A Primer to Bayes' Classifier

09 Jan 2020

The Bayes’ classifier is a powerful tool in any machine learning practitioner’s arsenal. It’s a generative model and by exploiting Bayes’ rule can be used for classification. In this article we’ll first understand Bayes’ Rule as applied to a supervised classification problem following which we’ll program an algorithm to classify digits using a Naive Bayes’ classifier.

Conditional Probability

Consider two random variables $X, Y$, the conditional probability is given by, $P(X \vert Y) = \frac{P(X, Y)}{P(Y)}$. The idea encapsulated by this equation is extremely useful can be understood through a simple example.

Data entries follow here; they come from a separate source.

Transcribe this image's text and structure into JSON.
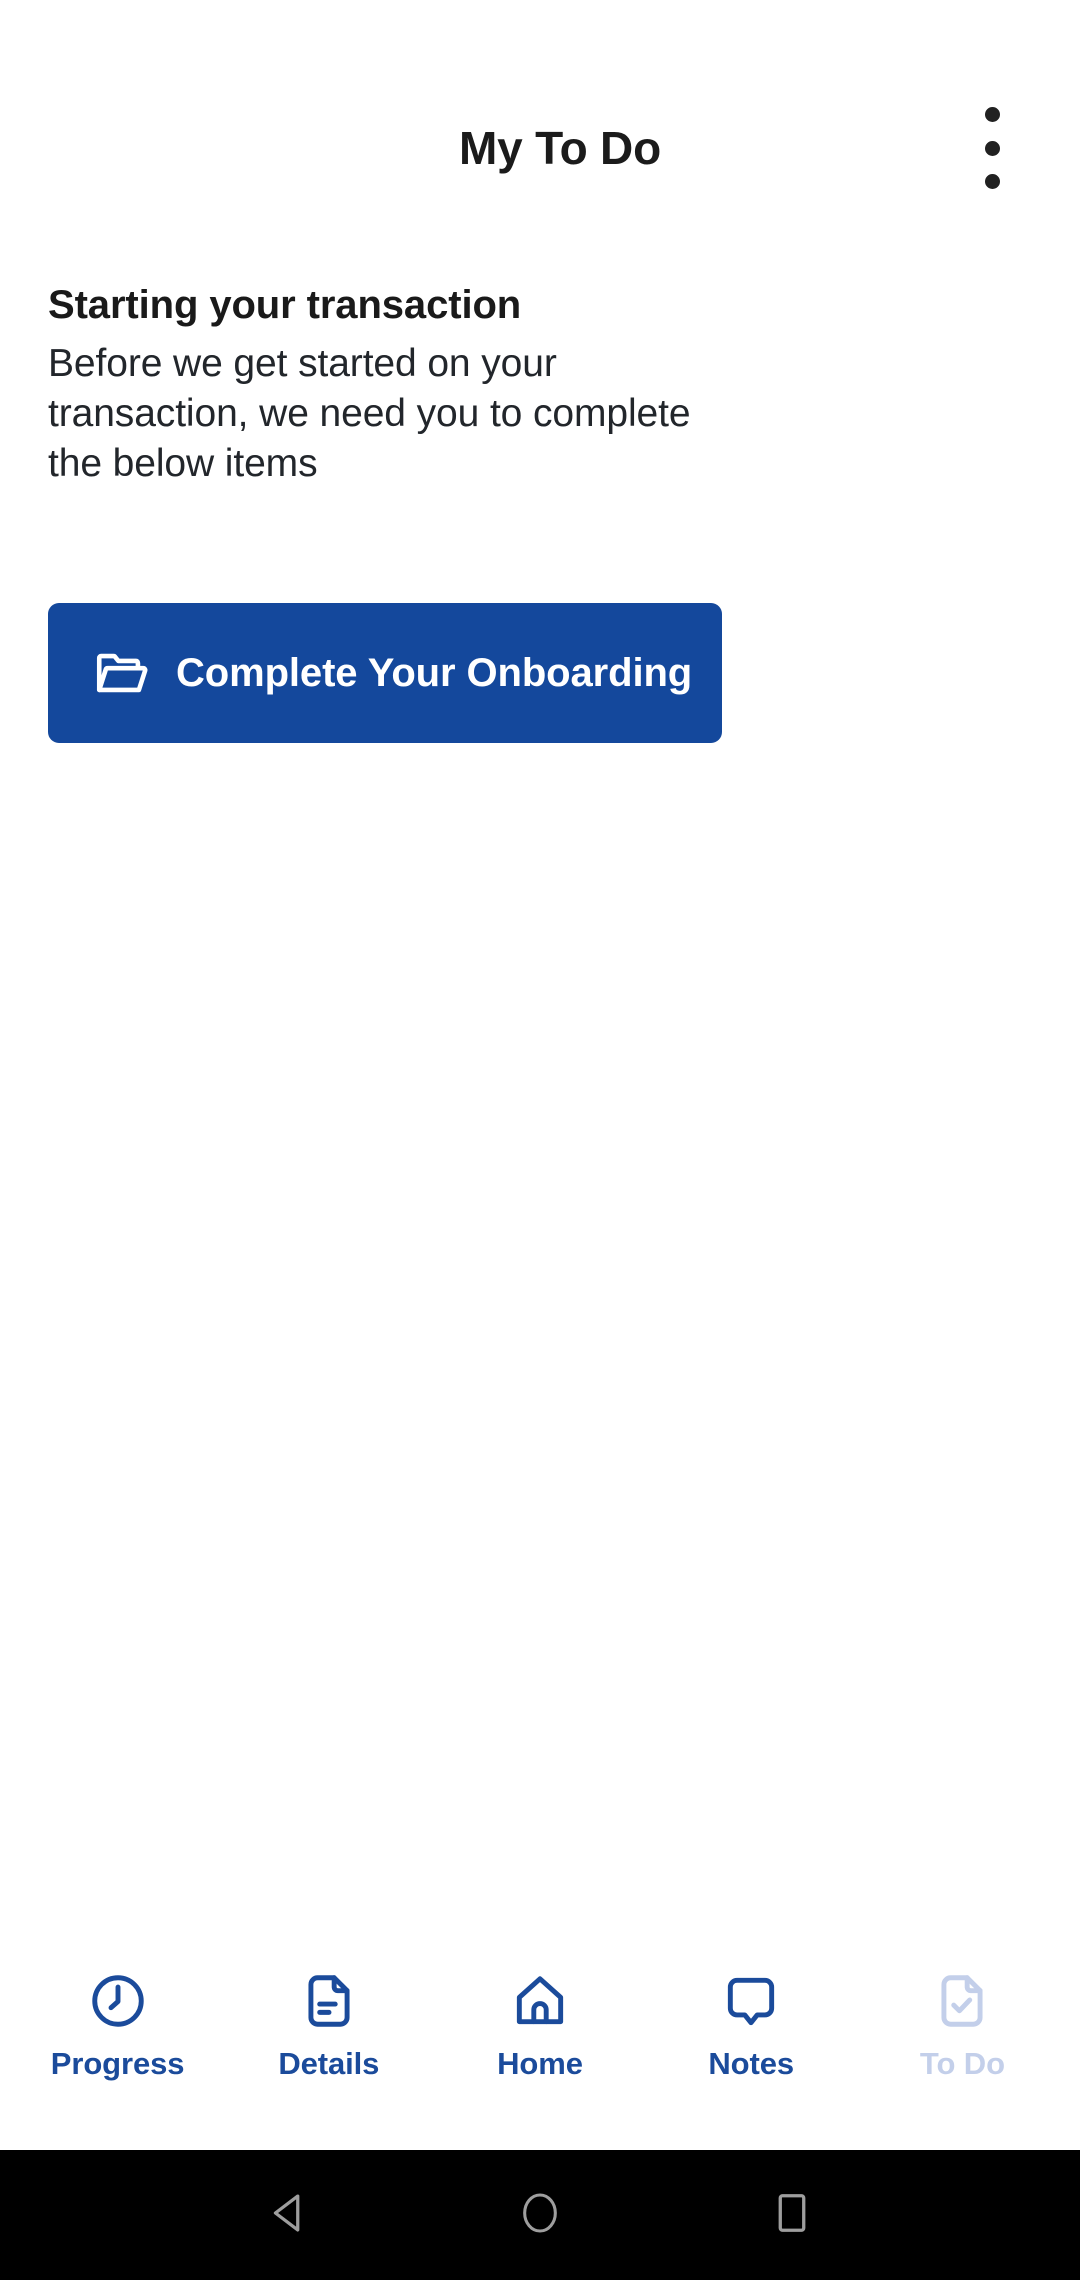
{
  "appbar": {
    "title": "My To Do",
    "overflow_menu_name": "more-options"
  },
  "content": {
    "heading": "Starting your transaction",
    "body": "Before we get started on your transaction, we need you to complete the below items",
    "primary_action": {
      "label": "Complete Your Onboarding",
      "icon": "folder-open-icon",
      "background_color": "#14489C",
      "text_color": "#FFFFFF"
    }
  },
  "tabbar": {
    "active_color": "#1B4B9B",
    "current_color": "#C3CFEA",
    "items": [
      {
        "label": "Progress",
        "icon": "clock-icon",
        "current": false
      },
      {
        "label": "Details",
        "icon": "document-lines-icon",
        "current": false
      },
      {
        "label": "Home",
        "icon": "home-icon",
        "current": false
      },
      {
        "label": "Notes",
        "icon": "speech-bubble-icon",
        "current": false
      },
      {
        "label": "To Do",
        "icon": "document-check-icon",
        "current": true
      }
    ]
  },
  "system_nav": {
    "background_color": "#000000",
    "icon_color": "#9E9E9E",
    "buttons": [
      {
        "name": "back",
        "icon": "triangle-left-icon"
      },
      {
        "name": "home",
        "icon": "circle-icon"
      },
      {
        "name": "recents",
        "icon": "square-icon"
      }
    ]
  }
}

If $X$ represents certain attributes of a vehicle (like speed, chassis type, etc.) and $Y$ represents the type of vehicle (eg. a bike, a sedan, a sports car, a truck, etc.) then $P(X \vert Y)$ denotes the probability of the attributes (or features) of a vehicle being $X$ given the vehicle type $Y$.

Within the context of digit classification, $X$ represents the features which encode information about the digits while $Y \in \{0,1,…,9\}$ represents the class of the digit.

Bayes’ Rule

Bayes’ Rule states that $P(Y \vert X) = \frac{P(X \vert Y)P(Y)}{P(X)}$. Using our example, this means we can determine the probabilty of a given vehicle being a bike, a car or a truck given its features by first computing the likelihood of observing the features ($X$) of a given vehicle type and the marginal probabilities of those vehicles and their attributes.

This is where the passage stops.